На сопке где-то ухнула лесина, рухнув, – перестояла. Эхо, как птица вспугнутая, крыльями захлопав, полетело, на дне распадка улеглось; совсем утихло – зарылось в снег, наверное, – чтобы никто его уже не потревожил.
Два ворона, один от другого метрах в десяти, словно ведущий и ведомый, хрипло и изредка между собой перекликаясь, прямо, как по начертанному курсу, проследовали в небе голубом в сторону розового горизонта. Им до того, что на земле творится, нет будто дела. Похоже, так оно и есть – вид у них больно отрешённый.
Пошёл к машине водитель, поднялся на подножку, дверцу открыл, достал из бардачка строительные перчатки, возле машины их надел, назад вернулся. Говорит:
– Надо хоть посмотреть… Ты тут, я тут… Давай-ка… это…
– Обувь не та, – говорит Коля. – Штаны, как у Флакона.
– Флакон?
– Да был тут у меня.
– А ты?..
– Я сторожу здесь, на деляне.
– У Мерзлякова?
– У него… И не Электрик.
– А это кто?
– Да был тут тоже.
Взявшись вместе за рукав и за полу когда-то белого, заношенного полушубка, встряхнули человека. Снег с лица его скатился. Как со стеклянного. К нему снежинки не пристало. Светло-каштановые, с проседью, волосы у него, у человека бывшего, на голове в косички смёрзлись – дыбом торчат, как ирокез. Серая кроличья шапка валяется тут же и тоже смёрзлась – словно пушной зверёк, в петле или в капкане околевший. Голова ещё недавно хозяина этой шапки, когда он был ещё живой, была, наверное, вспотевшей – решить так можно. Щетина пегая и редкая, как у монгола, только на скулах и на подбородке. Веки сомкнуты, без прощелины. Один глаз выпуклый, другой чуть вмят. В ноздрях, как чопики, бледно-зелёный лёд – можно подумать: мозг как будто выдавило –
Воздря.
– Ты его знаешь? – спрашивает водитель.
Рассмотрел Коля будто прозрачное лицо замёрзшего и признаётся:
– Знаю.
– Кто?
– Яланский, наш.
– А кто такой-то?
– Шура. Лаврентьев. Пчеловод.
– А-а, – говорит водитель. – На Рыбной. Пасека там. Знаю. Мы позапрошлой осенью оттуда лес возили, с сопок… Росомаха.

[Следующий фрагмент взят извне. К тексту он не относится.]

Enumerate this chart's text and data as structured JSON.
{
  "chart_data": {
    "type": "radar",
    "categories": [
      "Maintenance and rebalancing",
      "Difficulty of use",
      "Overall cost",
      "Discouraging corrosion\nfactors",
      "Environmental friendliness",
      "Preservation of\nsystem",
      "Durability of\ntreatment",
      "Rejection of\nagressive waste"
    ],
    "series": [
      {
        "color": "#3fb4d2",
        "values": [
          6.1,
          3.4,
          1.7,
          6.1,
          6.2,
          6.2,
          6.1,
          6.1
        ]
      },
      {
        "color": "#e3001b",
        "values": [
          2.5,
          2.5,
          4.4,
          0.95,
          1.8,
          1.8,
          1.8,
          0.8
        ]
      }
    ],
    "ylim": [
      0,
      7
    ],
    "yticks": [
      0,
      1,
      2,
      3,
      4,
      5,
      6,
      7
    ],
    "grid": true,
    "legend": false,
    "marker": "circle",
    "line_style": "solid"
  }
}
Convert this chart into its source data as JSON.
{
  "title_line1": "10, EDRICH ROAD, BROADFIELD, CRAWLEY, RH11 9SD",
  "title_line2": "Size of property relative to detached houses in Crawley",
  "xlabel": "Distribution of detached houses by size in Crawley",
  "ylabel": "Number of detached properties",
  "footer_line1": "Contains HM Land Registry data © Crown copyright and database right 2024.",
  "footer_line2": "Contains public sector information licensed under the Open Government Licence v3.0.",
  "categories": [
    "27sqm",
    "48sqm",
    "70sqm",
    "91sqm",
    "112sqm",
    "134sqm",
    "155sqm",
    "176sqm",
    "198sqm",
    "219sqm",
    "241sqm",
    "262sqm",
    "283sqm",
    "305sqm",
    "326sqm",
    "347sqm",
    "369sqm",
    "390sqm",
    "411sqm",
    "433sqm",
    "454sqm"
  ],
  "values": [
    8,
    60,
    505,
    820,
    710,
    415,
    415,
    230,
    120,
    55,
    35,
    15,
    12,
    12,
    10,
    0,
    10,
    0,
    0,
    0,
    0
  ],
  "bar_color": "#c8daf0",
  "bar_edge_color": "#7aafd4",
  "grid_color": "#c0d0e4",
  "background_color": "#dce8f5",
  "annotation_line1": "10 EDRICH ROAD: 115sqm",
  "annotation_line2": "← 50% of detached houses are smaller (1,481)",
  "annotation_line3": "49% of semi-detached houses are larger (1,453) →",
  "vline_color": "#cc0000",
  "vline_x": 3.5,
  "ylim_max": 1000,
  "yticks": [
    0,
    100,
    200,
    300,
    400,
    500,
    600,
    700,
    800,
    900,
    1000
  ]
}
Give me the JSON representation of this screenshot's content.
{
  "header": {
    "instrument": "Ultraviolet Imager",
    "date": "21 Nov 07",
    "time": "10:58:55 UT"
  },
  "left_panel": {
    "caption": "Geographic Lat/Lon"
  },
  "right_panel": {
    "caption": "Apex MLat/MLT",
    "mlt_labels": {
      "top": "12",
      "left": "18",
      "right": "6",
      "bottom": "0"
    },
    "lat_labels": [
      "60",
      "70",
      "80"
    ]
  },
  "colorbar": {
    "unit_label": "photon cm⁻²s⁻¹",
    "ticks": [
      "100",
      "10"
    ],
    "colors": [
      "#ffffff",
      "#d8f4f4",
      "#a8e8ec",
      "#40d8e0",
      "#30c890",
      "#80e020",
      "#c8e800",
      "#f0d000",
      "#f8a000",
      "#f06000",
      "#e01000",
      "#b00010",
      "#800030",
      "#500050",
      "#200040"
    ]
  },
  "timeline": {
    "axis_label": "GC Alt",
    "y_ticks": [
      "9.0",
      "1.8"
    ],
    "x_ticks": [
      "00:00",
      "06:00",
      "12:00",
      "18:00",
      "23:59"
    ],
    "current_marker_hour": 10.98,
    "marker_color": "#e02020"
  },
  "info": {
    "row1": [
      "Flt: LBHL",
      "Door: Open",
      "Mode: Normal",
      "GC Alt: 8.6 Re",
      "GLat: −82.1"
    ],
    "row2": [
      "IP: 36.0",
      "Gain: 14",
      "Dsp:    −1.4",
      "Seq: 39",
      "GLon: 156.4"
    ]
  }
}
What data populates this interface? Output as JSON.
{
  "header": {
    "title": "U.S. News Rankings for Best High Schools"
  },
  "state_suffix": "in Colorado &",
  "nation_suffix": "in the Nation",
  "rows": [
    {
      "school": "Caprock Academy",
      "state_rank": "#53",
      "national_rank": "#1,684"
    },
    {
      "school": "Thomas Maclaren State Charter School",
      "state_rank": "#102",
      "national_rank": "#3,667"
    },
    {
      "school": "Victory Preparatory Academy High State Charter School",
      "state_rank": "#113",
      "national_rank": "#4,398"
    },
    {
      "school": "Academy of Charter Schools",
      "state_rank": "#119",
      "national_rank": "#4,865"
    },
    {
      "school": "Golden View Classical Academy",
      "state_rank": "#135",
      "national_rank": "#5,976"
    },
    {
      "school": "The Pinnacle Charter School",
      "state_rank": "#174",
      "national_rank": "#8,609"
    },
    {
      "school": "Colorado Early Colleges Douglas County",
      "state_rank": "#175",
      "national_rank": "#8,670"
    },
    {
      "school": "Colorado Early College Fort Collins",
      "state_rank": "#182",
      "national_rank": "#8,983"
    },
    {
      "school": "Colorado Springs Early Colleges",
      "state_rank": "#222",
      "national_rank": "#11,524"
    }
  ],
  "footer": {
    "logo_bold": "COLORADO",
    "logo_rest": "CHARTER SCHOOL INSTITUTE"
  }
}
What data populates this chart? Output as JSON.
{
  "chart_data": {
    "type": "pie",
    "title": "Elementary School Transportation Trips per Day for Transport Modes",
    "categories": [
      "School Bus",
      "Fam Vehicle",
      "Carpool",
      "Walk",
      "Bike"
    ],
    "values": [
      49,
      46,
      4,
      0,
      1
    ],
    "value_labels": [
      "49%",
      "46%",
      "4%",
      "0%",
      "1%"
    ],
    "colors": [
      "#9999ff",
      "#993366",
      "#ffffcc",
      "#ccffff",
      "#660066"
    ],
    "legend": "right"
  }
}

– Его потом уж так прозвали.
– Слышал. За воровство…
– Да, по избушкам шарился… по путикам чужим.
– Во, наша жизнь, не знаешь, где и как закончишь… Отшарился, – говорит водитель. – Надо сообщить… в милицию.
– А как?
– Бог правду видит…
– Он видит всё.
– А ты в Ялань?
– В Ялань.
– Есть телефон?
– Мне он зачем?
– Понятно. На Медовом берёт мобильник, как поднимусь, оттуда позвоню, связь если будет. Зять, муж сестры, там, в уголовном розыске… начальник.
– Ладно, – говорит Коля.
– Может, его уже и ищут, – говорит водитель.
– Кто?
– Мало ли…
– Сестра?.. Та в городе.
– Сестра.
– А ей-то чё?.. Почти не видятся… Не виделись, – говорит Коля. – Он круглый год жил тут, в лесу. В Ялани был, наверное… ходил туда за спиртом, – предполагает.
– Может, – предполагает и водитель, – туда ещё, а не оттуда? Туда – по этой стороне…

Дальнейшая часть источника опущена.